Commande du Teatro Real de Madrid – il y a de ça dix ans – qui surfait sur le double anniversaire de Verdi et Wagner – compositeurs nés en 1813 – C(H)ŒURS nous offre deux œuvres lyriques pour le prix d’une. Ce qui justifie en partie le dépassement de la durée habituelle d’une pièce « contemporaine », dans le cas présent sans répit ni entracte. Certains, on en connaît, pourront être agacés par des réflexes cabotins, des effets théâtraux datant du bon vieux temps de l’agit’prop ou par quelques tics maniérés à la Pina Bausch. Mais nul ne saurait se lasser d’une B.O. alternant scies musicales surpuissantes et thèmes lyriques subtils prélevés dans le Requiem, Nabucco, Aïda, Macbeth, La Traviata de Verdi, Lohengrin, Tannhäuser, Les Maîtres chanteurs de Nuremberg de Wagner.

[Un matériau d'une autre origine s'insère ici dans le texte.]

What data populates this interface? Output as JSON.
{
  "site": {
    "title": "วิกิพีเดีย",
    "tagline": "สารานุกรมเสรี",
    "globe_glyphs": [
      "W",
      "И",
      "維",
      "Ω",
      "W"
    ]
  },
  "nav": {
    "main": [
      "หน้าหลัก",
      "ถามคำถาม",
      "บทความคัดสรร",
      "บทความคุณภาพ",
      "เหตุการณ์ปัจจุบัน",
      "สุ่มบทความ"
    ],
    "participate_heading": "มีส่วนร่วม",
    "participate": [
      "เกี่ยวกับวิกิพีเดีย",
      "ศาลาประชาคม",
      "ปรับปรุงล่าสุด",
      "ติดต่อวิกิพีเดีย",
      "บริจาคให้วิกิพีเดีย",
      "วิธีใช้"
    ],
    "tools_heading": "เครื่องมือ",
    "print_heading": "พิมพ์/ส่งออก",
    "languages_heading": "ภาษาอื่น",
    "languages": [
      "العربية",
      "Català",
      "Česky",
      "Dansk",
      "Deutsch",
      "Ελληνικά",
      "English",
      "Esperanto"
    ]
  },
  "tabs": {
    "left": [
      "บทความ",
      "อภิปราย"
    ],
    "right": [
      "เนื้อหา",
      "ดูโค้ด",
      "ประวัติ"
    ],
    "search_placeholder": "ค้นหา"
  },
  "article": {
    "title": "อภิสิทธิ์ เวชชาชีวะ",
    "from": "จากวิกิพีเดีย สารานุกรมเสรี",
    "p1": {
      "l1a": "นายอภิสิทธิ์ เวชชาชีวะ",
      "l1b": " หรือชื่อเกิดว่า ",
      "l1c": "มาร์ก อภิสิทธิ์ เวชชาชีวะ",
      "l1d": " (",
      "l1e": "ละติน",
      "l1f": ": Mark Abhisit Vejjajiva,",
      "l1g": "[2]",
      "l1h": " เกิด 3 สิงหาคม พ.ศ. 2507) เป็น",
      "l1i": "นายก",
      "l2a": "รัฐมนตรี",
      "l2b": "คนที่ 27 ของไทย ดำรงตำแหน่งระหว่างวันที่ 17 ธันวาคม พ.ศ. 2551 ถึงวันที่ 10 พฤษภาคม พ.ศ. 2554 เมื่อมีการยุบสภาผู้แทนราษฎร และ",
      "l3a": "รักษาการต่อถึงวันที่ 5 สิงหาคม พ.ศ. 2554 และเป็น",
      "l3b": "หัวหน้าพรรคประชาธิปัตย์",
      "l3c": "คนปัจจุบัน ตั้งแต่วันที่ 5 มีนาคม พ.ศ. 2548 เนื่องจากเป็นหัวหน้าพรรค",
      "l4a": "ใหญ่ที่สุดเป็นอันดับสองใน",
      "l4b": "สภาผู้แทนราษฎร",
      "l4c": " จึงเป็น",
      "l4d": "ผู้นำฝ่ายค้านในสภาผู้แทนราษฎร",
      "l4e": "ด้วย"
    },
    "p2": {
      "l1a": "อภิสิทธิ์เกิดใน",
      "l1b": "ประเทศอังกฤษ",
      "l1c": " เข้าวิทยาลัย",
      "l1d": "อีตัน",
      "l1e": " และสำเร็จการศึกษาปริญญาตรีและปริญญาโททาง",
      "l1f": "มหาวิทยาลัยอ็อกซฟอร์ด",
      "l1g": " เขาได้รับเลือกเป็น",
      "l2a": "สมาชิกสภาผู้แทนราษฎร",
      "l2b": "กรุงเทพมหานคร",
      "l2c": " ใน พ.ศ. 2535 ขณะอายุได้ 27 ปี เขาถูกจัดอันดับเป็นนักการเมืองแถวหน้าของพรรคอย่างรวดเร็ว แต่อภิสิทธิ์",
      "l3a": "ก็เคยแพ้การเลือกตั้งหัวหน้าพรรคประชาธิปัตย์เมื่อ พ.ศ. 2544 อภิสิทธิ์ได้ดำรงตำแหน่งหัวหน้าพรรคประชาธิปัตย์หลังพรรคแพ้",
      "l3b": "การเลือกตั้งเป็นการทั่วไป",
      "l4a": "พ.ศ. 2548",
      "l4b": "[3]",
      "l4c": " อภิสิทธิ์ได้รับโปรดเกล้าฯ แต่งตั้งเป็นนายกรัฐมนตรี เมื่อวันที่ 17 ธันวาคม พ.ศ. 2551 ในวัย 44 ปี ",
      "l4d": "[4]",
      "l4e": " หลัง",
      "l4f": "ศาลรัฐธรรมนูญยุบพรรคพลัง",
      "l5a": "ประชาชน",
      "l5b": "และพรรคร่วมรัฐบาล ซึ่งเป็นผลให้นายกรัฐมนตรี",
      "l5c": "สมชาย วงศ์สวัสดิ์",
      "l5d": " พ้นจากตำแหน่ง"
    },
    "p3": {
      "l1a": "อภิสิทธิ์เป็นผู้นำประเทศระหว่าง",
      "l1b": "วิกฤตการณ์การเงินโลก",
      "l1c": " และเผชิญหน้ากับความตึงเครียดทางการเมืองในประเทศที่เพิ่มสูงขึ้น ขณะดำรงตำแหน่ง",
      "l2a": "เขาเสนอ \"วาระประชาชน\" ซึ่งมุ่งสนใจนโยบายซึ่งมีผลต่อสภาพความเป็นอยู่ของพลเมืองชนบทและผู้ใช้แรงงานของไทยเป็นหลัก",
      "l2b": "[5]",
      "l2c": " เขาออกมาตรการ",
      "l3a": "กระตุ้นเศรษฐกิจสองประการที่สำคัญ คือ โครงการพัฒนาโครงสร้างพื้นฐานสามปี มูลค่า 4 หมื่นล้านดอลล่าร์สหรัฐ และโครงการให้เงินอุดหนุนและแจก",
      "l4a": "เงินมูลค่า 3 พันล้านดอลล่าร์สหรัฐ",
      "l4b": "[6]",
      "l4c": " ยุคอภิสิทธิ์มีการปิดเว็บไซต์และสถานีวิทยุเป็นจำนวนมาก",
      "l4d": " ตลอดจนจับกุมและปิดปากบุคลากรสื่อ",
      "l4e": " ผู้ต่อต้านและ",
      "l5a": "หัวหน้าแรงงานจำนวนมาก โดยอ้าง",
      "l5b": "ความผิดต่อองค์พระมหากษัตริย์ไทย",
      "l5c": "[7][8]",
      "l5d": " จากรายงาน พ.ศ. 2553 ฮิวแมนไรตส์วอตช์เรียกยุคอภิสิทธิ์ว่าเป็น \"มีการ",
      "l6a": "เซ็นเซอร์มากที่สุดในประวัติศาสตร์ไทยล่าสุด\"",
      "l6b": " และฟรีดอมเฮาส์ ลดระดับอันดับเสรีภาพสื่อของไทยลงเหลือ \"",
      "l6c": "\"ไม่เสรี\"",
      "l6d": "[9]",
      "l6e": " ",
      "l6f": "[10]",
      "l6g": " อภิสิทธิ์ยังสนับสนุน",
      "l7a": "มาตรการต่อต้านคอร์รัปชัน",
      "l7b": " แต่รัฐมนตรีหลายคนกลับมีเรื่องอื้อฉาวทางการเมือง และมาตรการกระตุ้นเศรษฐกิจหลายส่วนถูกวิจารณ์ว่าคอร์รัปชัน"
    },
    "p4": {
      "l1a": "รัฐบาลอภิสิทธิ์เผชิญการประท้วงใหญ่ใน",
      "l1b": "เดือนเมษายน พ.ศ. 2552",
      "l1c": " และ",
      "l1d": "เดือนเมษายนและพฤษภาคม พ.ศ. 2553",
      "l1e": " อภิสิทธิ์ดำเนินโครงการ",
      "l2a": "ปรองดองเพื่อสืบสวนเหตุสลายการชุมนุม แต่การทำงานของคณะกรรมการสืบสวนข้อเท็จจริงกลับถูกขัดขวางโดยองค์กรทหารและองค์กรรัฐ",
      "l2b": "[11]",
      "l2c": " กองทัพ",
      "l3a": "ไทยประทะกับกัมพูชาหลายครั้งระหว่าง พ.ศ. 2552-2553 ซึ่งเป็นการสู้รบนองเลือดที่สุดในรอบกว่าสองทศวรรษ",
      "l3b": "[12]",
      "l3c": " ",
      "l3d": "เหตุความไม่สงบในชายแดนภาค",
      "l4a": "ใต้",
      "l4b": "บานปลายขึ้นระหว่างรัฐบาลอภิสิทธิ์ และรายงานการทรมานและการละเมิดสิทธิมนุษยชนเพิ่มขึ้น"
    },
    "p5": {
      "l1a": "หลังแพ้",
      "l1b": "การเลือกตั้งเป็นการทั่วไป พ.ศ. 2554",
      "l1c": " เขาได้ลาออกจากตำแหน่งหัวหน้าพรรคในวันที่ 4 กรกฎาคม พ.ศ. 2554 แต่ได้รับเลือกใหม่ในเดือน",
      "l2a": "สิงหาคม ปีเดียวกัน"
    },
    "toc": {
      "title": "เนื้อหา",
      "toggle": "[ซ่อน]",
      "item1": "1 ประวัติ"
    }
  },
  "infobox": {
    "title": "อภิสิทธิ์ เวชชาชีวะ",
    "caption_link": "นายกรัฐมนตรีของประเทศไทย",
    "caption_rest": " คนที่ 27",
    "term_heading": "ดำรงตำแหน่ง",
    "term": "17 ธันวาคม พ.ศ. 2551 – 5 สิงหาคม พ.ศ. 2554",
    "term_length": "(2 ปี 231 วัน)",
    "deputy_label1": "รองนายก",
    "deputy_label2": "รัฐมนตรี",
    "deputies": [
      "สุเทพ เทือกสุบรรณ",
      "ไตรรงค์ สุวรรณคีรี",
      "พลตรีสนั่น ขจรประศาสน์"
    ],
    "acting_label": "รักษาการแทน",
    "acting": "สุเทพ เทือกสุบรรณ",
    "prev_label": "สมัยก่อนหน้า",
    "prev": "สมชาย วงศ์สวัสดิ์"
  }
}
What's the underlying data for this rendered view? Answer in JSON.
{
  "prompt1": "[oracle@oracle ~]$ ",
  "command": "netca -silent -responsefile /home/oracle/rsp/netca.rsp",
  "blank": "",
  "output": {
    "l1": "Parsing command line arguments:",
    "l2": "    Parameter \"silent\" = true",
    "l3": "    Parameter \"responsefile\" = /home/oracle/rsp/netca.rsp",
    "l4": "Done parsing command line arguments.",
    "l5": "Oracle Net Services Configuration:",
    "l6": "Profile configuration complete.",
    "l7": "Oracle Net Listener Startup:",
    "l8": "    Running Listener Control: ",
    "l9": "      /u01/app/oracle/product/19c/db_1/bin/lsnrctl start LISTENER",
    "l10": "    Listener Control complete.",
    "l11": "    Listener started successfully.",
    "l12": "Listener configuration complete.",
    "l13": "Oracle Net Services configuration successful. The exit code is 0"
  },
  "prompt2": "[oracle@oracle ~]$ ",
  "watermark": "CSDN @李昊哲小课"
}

Que C(H)ŒURS soit de l’opéra, du théâtre ou de la danse n’a guère d’importance, tant la pièce est riche de trouvailles visuelles. Du début du show – avec un danseur androgyne, immobile, offrant son dos au public, homme décapité exécutant un numéro de marionnettiste rien qu’avec ses doigts – au finale de celui-ci : un striptease de la troupe au grand complet rejoignant les coulisses. Autant d’idées inédites, de mouvements d’ensemble surprenants, de pas de deux acrobatiques, de thèmes musicaux diffusés à fond et d’images fortes qui ne se limitent pas aux quelques slogans brandis sur des pancartes durant la pièce.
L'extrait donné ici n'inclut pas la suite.